Les cueilleurs s’efforcent de ne pas mettre en péril la disponibilité de leurs ressources, en laissant sur les sites des plantes intactes qui pourront naturellement réensemencer le milieu par le biais du vent, des abeilles ou de l’eau. Un cueilleur laisse environ 30% de plantes intactes sur le site.

La cueillette s’effectue manuellement, de façon traditionnelle, à l’aide d’une faucille ou d’un sécateur. Le cueilleur noue un grand drap en cotôn dans le dos (bourât) afin d’y déposer sa cueillette au fur à mesure. Quand le bourât est plein (15 à 20 kg dans le dos), on le détache, on l’ouvre et on l’étale sur le sol pour que la plante soit aérée le temps de finir la cueillette. On appelle cela le préfanage.
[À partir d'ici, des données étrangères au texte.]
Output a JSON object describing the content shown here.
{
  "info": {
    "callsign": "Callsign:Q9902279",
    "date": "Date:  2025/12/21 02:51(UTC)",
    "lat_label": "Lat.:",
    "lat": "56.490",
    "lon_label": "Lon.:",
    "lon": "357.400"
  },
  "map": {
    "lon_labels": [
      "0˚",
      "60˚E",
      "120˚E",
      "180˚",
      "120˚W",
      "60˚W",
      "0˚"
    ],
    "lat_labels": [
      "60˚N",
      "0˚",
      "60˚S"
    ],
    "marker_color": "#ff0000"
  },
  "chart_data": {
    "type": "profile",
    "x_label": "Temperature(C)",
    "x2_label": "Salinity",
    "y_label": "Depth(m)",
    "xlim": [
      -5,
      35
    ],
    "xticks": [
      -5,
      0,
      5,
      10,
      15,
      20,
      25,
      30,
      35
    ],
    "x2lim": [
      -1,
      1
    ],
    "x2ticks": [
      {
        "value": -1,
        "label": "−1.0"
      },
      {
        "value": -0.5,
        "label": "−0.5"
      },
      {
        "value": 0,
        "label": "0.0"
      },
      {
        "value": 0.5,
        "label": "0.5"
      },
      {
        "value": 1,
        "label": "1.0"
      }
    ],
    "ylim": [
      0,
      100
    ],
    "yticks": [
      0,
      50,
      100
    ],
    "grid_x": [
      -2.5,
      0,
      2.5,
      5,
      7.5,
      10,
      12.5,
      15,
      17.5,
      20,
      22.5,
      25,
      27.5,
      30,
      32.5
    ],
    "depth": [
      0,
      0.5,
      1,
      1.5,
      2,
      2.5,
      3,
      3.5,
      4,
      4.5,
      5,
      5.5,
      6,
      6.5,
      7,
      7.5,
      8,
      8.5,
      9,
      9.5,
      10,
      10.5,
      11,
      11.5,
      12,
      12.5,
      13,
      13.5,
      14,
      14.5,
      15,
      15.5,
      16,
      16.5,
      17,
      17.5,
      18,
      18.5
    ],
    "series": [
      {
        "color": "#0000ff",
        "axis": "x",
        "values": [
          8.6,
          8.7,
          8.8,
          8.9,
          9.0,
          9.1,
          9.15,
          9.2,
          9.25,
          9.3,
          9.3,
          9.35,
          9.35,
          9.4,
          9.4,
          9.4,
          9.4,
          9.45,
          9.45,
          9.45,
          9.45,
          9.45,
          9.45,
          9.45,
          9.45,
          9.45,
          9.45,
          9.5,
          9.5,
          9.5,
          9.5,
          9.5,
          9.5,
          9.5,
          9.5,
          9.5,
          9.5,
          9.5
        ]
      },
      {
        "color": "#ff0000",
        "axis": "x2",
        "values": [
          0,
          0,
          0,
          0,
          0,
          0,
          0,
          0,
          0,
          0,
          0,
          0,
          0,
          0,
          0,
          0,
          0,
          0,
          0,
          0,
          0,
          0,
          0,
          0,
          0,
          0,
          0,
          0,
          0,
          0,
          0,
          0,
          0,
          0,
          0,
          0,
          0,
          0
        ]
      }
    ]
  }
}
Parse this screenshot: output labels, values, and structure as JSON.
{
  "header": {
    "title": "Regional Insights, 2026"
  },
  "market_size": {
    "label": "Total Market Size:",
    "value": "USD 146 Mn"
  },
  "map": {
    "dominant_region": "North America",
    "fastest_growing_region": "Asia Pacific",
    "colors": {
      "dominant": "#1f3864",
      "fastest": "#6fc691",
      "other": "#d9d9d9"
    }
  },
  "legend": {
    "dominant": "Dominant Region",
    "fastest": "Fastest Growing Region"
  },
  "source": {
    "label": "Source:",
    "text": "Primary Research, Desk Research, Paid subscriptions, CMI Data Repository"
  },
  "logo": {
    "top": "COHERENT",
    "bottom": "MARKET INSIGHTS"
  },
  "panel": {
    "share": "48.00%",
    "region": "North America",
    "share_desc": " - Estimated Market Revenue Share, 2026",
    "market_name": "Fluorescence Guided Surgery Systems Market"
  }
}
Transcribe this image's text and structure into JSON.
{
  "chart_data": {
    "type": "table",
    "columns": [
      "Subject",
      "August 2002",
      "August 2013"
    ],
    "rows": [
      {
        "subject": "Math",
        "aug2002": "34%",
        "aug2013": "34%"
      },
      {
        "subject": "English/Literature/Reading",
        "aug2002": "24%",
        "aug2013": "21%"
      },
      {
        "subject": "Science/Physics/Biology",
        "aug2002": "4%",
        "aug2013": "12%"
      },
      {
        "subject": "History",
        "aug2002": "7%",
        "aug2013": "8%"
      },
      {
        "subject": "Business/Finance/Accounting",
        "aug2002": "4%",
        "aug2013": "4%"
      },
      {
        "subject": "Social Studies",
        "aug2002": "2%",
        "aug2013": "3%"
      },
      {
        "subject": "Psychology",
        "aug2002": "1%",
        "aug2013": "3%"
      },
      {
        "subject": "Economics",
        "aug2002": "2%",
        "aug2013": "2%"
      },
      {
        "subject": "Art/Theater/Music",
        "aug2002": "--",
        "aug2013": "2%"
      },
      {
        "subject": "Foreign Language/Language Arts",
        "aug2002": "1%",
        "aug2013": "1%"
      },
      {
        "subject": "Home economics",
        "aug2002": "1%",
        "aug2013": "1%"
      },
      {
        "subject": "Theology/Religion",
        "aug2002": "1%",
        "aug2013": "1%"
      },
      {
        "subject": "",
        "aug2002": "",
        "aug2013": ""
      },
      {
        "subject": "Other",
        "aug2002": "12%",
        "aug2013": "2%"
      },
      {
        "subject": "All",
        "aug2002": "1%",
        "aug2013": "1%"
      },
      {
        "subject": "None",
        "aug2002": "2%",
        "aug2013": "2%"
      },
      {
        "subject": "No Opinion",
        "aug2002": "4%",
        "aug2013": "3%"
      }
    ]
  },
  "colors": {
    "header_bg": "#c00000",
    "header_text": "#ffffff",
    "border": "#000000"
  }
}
Cette activité demande beaucoup de temps et quelques connaissances en botanique ainsi qu’une bonne condition physique pour acheminer la récolte souvent lourde et volumineuse à travers les sentiers accidentés. En général un cueilleur expérimenté cueille en moyenne 15 kilos à l’heure, bien évidemment, tout dépend de la plante cueillie et du site de cueillette.

Cette récolte est ensuite stockée à l’abri des intempéries, avant d’être acheminée vers l’alambic, pour y être distillée. De cette distillation douce s’écoule des huiles essentielles et des hydrolats d’une grande qualité que nous proposons ensuite à la vente.